I should mention that I only discussed an ideal situation where you gain perfect measurments and there is no corruption due to noise or measurement error. In the real world this will never happen. However, the theory is robost is the sense that under small errors the result will be a good approximation to the original data though not exactly the same. Hopefully this mathematics will help to reduce hospital wait times and expenses and things like that
, but I think there will need to be udates to some equipment - I don't really know this side of it.The paper that I am studying is called A Probabilistic and RIPless Theory of Compressed Sensing - by Candes and Plan in case anyone cares to check it out.

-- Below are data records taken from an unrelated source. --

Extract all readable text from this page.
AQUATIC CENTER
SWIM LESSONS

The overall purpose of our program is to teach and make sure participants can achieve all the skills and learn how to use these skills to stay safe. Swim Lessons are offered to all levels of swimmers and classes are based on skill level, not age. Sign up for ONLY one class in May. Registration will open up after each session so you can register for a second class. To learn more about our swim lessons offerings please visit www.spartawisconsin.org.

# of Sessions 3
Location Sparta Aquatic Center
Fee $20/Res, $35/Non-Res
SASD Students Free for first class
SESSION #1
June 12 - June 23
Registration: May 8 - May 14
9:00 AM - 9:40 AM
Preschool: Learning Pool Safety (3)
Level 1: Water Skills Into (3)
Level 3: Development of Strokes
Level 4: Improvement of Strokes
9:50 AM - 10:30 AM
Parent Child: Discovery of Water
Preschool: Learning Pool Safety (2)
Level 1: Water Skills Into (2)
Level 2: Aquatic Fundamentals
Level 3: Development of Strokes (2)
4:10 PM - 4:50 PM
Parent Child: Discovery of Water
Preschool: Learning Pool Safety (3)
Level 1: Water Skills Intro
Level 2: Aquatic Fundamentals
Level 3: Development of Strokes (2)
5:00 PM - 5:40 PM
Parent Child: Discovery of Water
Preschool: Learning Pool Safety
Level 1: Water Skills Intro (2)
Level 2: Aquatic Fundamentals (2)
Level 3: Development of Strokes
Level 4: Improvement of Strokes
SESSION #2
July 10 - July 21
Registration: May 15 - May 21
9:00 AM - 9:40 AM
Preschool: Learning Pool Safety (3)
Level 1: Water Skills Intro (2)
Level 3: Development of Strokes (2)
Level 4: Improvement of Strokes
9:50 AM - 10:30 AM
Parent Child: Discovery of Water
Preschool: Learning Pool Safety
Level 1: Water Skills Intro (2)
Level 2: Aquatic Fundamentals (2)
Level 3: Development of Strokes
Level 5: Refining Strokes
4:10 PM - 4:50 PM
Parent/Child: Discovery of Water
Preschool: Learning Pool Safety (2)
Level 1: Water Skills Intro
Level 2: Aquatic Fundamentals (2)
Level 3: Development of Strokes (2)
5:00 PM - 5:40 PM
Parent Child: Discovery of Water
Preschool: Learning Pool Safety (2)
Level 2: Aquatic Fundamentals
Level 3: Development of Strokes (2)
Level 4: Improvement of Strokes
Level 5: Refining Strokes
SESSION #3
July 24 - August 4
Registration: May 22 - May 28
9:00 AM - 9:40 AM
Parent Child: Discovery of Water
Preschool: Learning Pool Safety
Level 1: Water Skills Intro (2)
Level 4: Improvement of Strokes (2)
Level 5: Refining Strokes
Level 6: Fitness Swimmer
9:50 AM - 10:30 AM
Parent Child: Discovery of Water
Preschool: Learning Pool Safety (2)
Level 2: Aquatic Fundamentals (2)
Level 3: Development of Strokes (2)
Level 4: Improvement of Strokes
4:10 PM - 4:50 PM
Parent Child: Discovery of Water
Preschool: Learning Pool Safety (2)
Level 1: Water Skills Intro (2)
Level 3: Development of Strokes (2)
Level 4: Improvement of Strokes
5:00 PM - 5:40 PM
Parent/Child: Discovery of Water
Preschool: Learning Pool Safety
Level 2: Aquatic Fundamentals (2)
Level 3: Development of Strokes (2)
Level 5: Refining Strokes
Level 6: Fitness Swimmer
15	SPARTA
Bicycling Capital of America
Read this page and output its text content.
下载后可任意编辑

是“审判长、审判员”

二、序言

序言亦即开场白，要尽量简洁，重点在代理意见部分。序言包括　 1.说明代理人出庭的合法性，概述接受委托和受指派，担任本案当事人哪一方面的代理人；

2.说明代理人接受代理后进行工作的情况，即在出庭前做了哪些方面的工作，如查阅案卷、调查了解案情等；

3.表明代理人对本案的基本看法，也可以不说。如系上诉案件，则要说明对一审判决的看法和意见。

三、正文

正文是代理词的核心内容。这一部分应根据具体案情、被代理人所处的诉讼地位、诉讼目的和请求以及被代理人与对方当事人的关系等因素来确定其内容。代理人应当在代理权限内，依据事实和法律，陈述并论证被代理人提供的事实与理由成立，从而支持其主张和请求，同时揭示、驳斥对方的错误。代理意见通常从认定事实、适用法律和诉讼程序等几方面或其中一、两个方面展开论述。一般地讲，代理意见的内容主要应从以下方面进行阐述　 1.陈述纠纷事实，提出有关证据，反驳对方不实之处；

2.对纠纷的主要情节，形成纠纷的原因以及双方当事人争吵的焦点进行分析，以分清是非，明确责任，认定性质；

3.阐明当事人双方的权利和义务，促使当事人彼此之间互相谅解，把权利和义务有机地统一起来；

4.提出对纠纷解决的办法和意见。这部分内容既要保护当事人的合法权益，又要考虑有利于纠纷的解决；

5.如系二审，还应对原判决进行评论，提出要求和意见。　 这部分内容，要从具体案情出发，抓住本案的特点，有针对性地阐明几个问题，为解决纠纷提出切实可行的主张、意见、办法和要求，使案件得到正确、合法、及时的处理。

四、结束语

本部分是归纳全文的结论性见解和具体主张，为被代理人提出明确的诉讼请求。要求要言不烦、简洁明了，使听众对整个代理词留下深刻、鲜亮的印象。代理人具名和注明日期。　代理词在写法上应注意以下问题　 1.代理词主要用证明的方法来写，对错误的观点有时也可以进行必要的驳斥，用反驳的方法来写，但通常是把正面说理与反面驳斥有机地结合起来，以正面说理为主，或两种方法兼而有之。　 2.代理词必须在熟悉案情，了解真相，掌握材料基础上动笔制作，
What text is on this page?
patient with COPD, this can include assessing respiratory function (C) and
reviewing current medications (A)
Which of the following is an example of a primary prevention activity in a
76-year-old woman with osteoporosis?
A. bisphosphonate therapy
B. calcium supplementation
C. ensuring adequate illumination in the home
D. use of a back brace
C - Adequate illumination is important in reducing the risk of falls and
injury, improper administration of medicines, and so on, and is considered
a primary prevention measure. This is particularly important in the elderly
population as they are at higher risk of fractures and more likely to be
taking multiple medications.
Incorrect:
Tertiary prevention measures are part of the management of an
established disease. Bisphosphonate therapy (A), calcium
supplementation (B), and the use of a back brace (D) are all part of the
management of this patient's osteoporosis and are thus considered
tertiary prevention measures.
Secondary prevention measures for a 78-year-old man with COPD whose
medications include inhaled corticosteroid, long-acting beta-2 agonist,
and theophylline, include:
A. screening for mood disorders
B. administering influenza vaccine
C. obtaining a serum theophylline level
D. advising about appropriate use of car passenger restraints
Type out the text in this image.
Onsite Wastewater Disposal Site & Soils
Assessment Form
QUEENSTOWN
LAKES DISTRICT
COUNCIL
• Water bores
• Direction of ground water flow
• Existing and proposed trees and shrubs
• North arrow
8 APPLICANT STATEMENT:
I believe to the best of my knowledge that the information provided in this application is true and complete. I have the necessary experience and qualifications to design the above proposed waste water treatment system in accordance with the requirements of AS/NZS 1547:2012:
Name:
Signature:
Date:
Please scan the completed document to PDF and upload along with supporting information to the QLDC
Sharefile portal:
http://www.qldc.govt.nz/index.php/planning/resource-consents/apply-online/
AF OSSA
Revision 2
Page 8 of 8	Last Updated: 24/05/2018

This vein of study leads to a topic called low-rank matrix recovery which is a the heart of the Netflix problem(yep, Netflix) and has applications to facial construction from a series of partial photographs and such, very cool.
Hopefully you got something from this or killed a little bit of time as I have
.TL;DR: Hmm, don't really like these - but I guess they're useful. Compressed Sensing is some math that has applications in medical imaging. I'm studying it.